April 29, 2010: In Ingushetia, police arrested an Islamic terrorist leader, responsible for two recent bombings.
April 28, 2010: In Dagestan, a suicide car bomber killed two policemen and wounded seven others, plus ten civilians.
Russia published the files on the 1940 Russian massacre of 20,000 Polish military and civilian leaders at Katyn (outside Smolensk). Until the Cold War ended, the Russians blamed this on the Germans, and most nations went along with the lie. In the 1990s, Russia admitted it was they, not the Germans, who did the killing. But only a few scholars were allowed to examine the Russian records. Now everyone can see these documents, on line.
April 25, 2010: As part of new nuclear arms reduction treaty, Russia closed down the last plutonium producing nuclear reactor on the planet. According to the new treaty, the U.S. will reduce its nuclear warhead arsenal to the same level as Russians (about 1,600). In eight years, both countries will begin destroying 34 tons of plutonium each. That 68 tons of plutonium could build 17,000 nuclear weapons.
April 24, 2010: A Russian firm is aggressively marketing a version of the Klub cruise missile that can be carried in a 40 foot shipping container. The launcher and the missile have to slide out of the container before firing, thus limiting where it can be placed on a ship, particularly your typical container ship. But you could get two or three of these shipping container Klubs on most cargo ships, turning the vessel into warship. The containerized Klub can also be hauled around by tractor, like many other shipping containers.

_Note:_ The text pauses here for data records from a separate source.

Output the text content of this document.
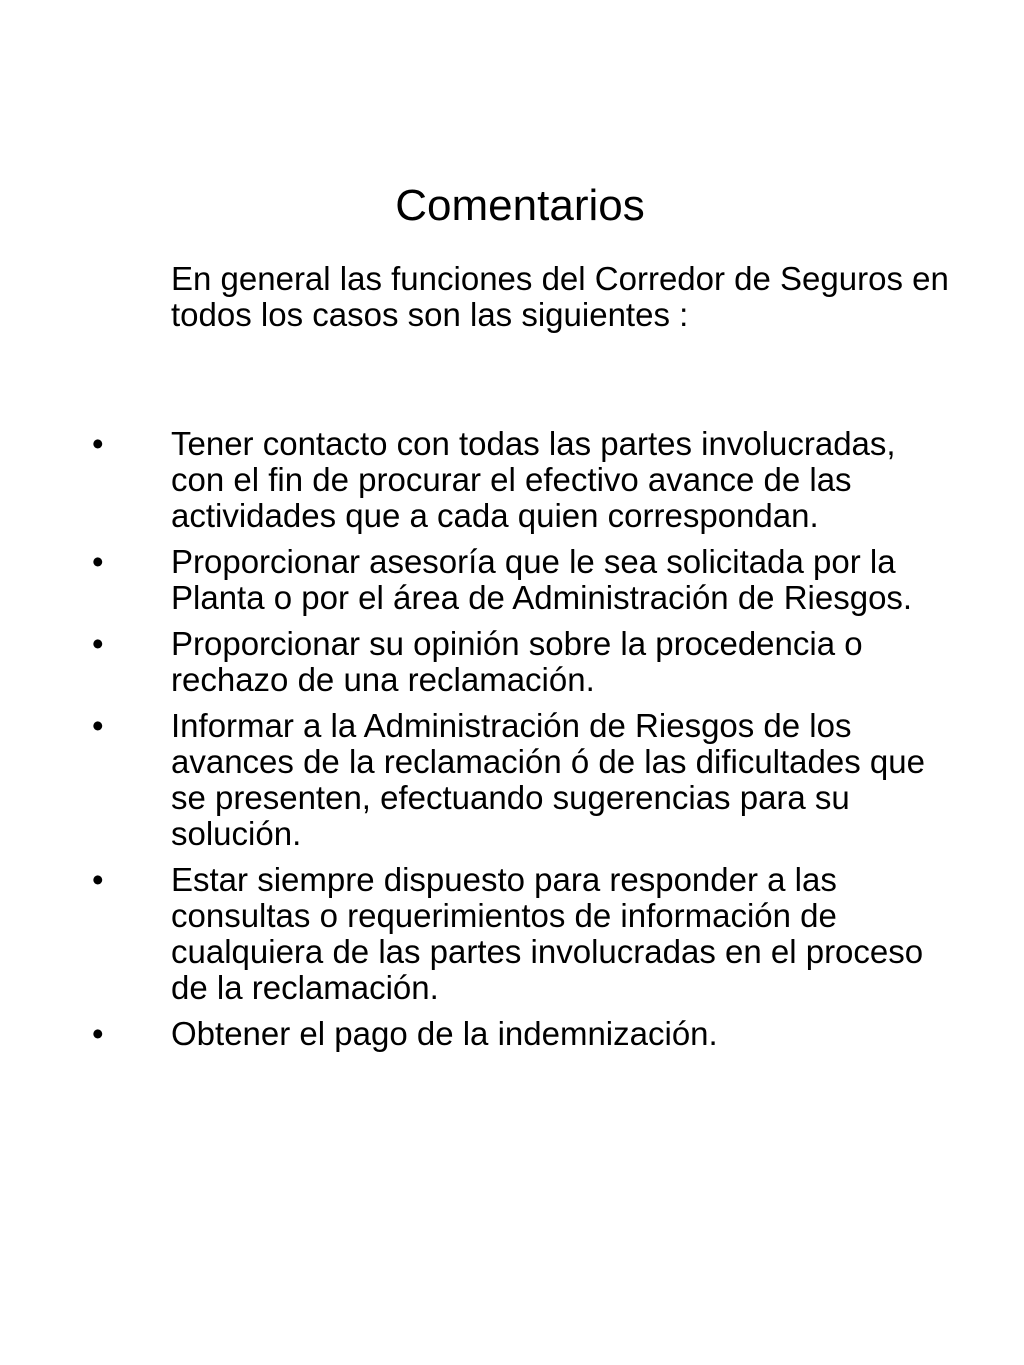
Comentarios

En general las funciones del Corredor de Seguros en todos los casos son las siguientes :

• Tener contacto con todas las partes involucradas, con el fin de procurar el efectivo avance de las actividades que a cada quien correspondan.
• Proporcionar asesoría que le sea solicitada por la Planta o por el área de Administración de Riesgos.
• Proporcionar su opinión sobre la procedencia o rechazo de una reclamación.
• Informar a la Administración de Riesgos de los avances de la reclamación ó de las dificultades que se presenten, efectuando sugerencias para su solución.
• Estar siempre dispuesto para responder a las consultas o requerimientos de información de cualquiera de las partes involucradas en el proceso de la reclamación.
• Obtener el pago de la indemnización.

In the southern city of Rostov-on-Don, police found and defused a terrorist bomb.
April 22, 2010: Police arrested two students outside Moscow, after finding the two were carrying homemade bombs.
April 21, 2010: Ukraine was persuaded to extend the lease on the Russian naval base at Sevastopol 25 years (to 2042), by offering $30 billion in discounts on Russian natural gas.
April 19, 2010: Unrest broke out in neighboring Kyrgyzstan, after popular opposition to former president, and former reformer, Kurmanbek Bakiyev caused Bakiyev to flee the country. The new government is having a hard time establishing order.